Born in 1947 in Glendale, Allwine grew up in Burbank and graduated from John Burroughs High School.
“They had a good performing arts department and he did many productions, like ‘Charlie’s Aunt’ and others,” she said. “He loved doing shows there. He always talked really fondly of the teachers there.”
Allwine was very proud to be the voice of Mickey Mouse, Taylor said, but added he was never a show-off about it.
“We’ve always said we were the caretakers of these characters,” she said.
And part of that belief was to keep the mystique of their characters by not using their voices in public, Taylor said.
“We tried to never break that bond,” she said. “Mickey is his own person.”
Allwine used to make phone calls to ill children and talk to them in Mickey’s voice, Taylor said.
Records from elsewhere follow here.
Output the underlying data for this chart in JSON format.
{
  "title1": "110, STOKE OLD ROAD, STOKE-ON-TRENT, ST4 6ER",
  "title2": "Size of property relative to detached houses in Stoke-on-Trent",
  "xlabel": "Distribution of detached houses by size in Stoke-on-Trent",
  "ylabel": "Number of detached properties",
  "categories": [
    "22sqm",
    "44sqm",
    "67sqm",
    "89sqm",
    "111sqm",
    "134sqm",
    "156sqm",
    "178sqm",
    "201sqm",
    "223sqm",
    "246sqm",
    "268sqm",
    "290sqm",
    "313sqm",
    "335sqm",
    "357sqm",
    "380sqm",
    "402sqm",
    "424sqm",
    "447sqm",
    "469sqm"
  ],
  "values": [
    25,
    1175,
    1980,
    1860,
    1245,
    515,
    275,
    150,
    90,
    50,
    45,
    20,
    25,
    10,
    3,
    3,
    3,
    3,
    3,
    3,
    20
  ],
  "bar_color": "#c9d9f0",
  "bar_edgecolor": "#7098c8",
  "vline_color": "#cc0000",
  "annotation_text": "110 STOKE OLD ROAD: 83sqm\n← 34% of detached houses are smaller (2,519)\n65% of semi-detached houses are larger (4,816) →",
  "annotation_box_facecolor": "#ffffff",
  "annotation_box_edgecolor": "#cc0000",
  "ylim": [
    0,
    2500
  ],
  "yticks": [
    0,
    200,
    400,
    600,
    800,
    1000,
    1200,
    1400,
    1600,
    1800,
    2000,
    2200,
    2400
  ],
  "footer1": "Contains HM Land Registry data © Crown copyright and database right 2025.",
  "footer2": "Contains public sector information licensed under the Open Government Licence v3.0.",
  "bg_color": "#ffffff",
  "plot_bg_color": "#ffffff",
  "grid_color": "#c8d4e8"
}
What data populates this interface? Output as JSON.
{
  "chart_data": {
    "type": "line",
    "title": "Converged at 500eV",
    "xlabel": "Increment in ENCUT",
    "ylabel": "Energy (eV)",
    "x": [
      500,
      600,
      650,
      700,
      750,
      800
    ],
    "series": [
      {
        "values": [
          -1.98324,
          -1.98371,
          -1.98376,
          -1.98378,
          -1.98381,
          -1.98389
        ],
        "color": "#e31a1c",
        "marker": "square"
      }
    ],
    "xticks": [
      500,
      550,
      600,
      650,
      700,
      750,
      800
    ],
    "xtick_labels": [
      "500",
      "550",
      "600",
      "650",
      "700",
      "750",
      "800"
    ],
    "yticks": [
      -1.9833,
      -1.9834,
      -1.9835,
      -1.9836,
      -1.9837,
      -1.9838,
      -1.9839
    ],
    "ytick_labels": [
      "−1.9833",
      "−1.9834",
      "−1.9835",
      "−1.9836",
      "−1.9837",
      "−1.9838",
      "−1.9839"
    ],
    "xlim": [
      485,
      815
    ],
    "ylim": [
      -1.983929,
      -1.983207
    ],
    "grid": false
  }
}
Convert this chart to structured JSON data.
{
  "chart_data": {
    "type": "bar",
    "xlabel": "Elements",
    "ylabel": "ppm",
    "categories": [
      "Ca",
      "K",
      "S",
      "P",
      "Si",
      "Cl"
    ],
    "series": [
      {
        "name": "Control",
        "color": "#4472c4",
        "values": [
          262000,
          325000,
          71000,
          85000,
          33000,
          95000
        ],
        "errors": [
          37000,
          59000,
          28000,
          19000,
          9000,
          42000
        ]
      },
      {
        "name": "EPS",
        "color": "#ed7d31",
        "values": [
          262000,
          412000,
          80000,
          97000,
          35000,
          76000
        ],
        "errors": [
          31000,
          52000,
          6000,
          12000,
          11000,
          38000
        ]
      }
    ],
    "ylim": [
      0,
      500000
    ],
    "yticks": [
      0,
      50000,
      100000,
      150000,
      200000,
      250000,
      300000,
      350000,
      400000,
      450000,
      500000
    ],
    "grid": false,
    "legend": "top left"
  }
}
Once he saw a little boy in the park who was crying.
“Wayne came up and stood behind him and in Mickey’s voice, asked him not to cry,” she said. “Then Wayne said ‘Where’d he go? He was here just a second ago.’ But there was no more crying.”
One of Allwine’s biggest fans is Rick Dempsey, senior vice president of Creative Disney Character Voices Inc. at the Walt Disney Co. campus in Burbank.
They met 20 years ago when Dempsey started at Disney, he said. Allwine was already cast as the voice of Mickey Mouse.
“It was one of the greatest thrills to meet the voice of Mickey Mouse,” he said. “I was a huge Disney fan. The beauty of Wayne was once you met the guy, there was an instant friendship that lasted 20 1/2 years. There was no pretension about being the voice, he was as humble as Mickey himself.”
And he made people laugh, Dempsey said.